Je devrais écrire seulement cette phrase et ne rien ajouter. C’est un axe principal dans la communication et dans votre réussite. J’ai lu ou entendu ces paroles dans toutes ses variantes à chaque fois qu’une personne influente révélait les secrets de son succès (professionnel ou personnel).

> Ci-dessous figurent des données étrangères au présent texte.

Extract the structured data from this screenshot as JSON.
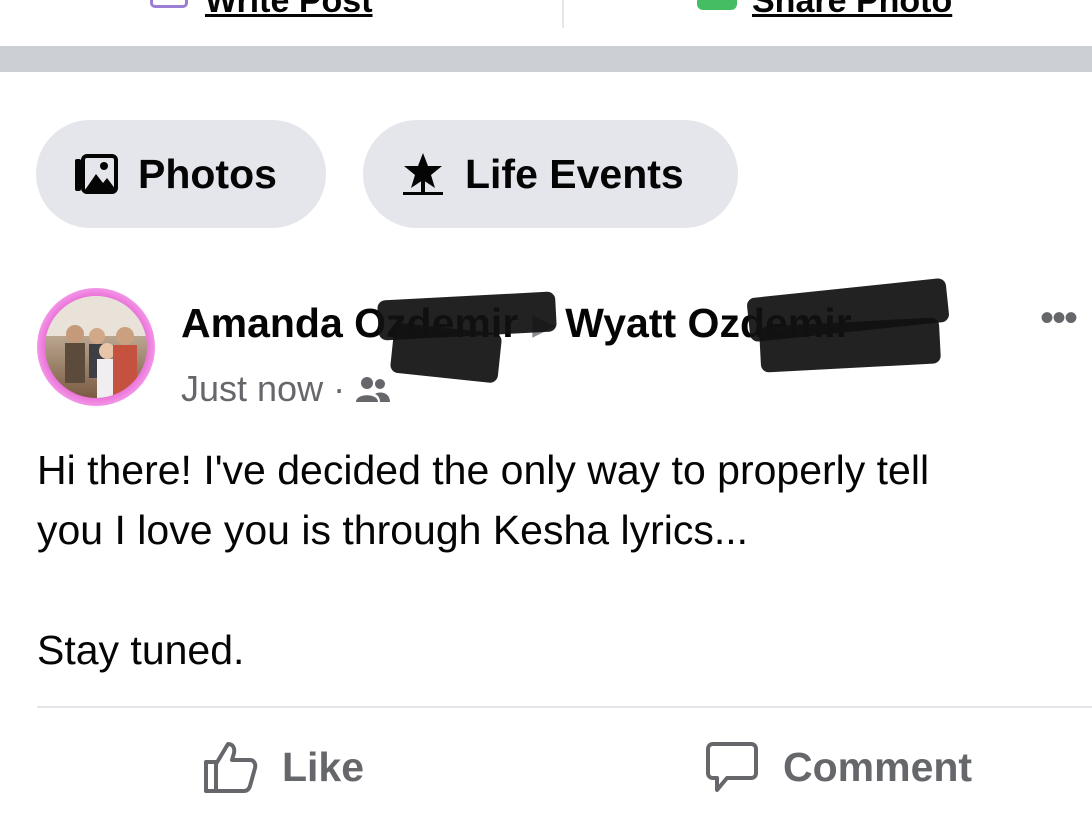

C’est un concept un peu simplet? Oui, ce concept est évident, et nous le connaissons tous. Mais nous ne l’appliquons que très, très rarement. L’avoir chaque minute en tête et s’efforcer de l’appliquer sera votre meilleur atout.

Voir les choses du point de vue de l’autre, cela ne veut pas dire adopter son point de vue, mais savoir ce que cette personne a en tête: ses besoins, ses désirs, ses rêves d’avenir et ses valeurs. En connaissant ce point de vue, il est plus facile pour nous de trouver des compromis utiles et efficaces, facilement acceptés, et ainsi ne plus se battre contre des moulins à vent.

Nous pouvons obtenir ce que nous voulons tout en permettant aux autres d’obtenir ce qu’ils veulent. Les autres vous aideront, car ils le voudront, le désireront.

C’est un atout majeur dans la réussite en société. Pensez-y la dès maintenant, et quand vous parlerez avec votre collègue de travail ou votre conjoint(e), cela sera certainement bien différent!

 

Par exemple, votre clavier d’ordinateur, vous savez comment il fonctionne et votre vie n’en est que plus simple… Et la personne à qui vous allez parler, savez-vous comment elle fonctionne?